Doctors often don’t emphasize the importance of the medication nor fully explain how to use it, Dr. Jordan continued. Even though most Black patients in this study were covered by Medicare and Medicaid, these medications can require a modest co-payment, she said. For patients struggling to afford food, transportation and shelter, even a small cash outlay for medicine can be a low priority. And, she added, studies show that such medications are not often readily available at pharmacies in poorer communities of color.
“I don’t want to blame doctors,” Dr. Jordan said. “I want to blame the system, because it’s one that promotes limited engagement with patients overall, one that’s even more limited when you’re dealing with Black people.”
In another finding causing concern, patients in the study filled prescriptions at higher rates for medications known to be life-threatening for people addicted to opioids than they filled prescriptions for the lifesaving medicines. Those problematic medications included painkillers and anti-anxiety drugs which, particularly in conjunction with street opioids, can slow breathing and blood pressure to dangerous levels.
Nearly a quarter of the patients filled prescriptions for opioid painkillers, a troubling finding because during encounters with doctors they had already indicated a dependence on opioids. Rates of filled prescriptions for benzodiazepines, like Xanax, Valium and Ativan, differed by race: 23.4 percent among Black patients, 29.6 percent among Latinos and 37.1 percent of white patients — all of which far exceeded rates of the patients’ acquisition of buprenorphine.
“A lot of these patients have chronic pain, for which they are receiving opioids, and they might have mental health comorbidities like anxiety that they might be getting benzos for, ” Dr.
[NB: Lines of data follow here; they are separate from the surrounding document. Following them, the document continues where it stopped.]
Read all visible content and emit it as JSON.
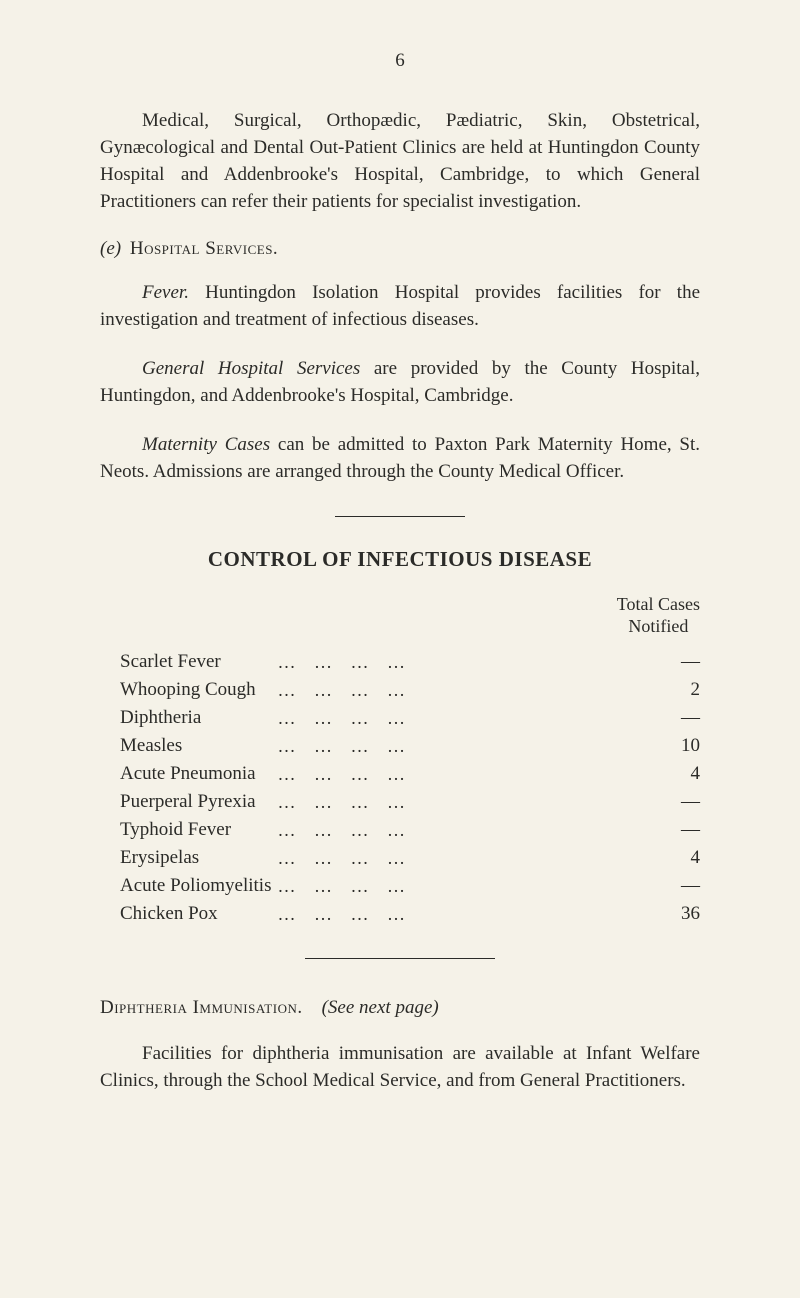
{
  "page_number": "6",
  "colors": {
    "paper_bg": "#f5f2e8",
    "text": "#2b2b28"
  },
  "paragraphs": {
    "intro": "Medical, Surgical, Orthopædic, Pædiatric, Skin, Obstetrical, Gynæcological and Dental Out-Patient Clinics are held at Huntingdon County Hospital and Addenbrooke's Hospital, Cambridge, to which General Practitioners can refer their patients for specialist investigation.",
    "section_e_label_letter": "(e)",
    "section_e_label_text": "Hospital Services.",
    "fever_lead": "Fever.",
    "fever_body": "Huntingdon Isolation Hospital provides facilities for the investigation and treatment of infectious diseases.",
    "general_lead": "General Hospital Services",
    "general_body": "are provided by the County Hospital, Huntingdon, and Addenbrooke's Hospital, Cambridge.",
    "maternity_lead": "Maternity Cases",
    "maternity_body": "can be admitted to Paxton Park Maternity Home, St. Neots. Admissions are arranged through the County Medical Officer.",
    "diphtheria_label": "Diphtheria Immunisation.",
    "diphtheria_see": "(See next page)",
    "facilities": "Facilities for diphtheria immunisation are available at Infant Welfare Clinics, through the School Medical Service, and from General Practitioners."
  },
  "control_heading": "CONTROL OF INFECTIOUS DISEASE",
  "table": {
    "header_line1": "Total Cases",
    "header_line2": "Notified",
    "rows": [
      {
        "name": "Scarlet Fever",
        "value": "—"
      },
      {
        "name": "Whooping Cough",
        "value": "2"
      },
      {
        "name": "Diphtheria",
        "value": "—"
      },
      {
        "name": "Measles",
        "value": "10"
      },
      {
        "name": "Acute Pneumonia",
        "value": "4"
      },
      {
        "name": "Puerperal Pyrexia",
        "value": "—"
      },
      {
        "name": "Typhoid Fever",
        "value": "—"
      },
      {
        "name": "Erysipelas",
        "value": "4"
      },
      {
        "name": "Acute Poliomyelitis",
        "value": "—"
      },
      {
        "name": "Chicken Pox",
        "value": "36"
      }
    ],
    "leader_dots": "…   …   …   …",
    "name_fontsize": 19,
    "value_fontsize": 19
  }
}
Barnett said. “Very often these patients will end up with more than one controlled substance, sometimes to counteract side effects from another. It’s a complex mix. But we know for sure that these meds are a very bad combination together.” The researchers also looked at a separate database of prescriptions filled for methadone, an older treatment medication. From 2020 through 2021, those numbers were also very low across all races, ranging from 8 to 11 percent.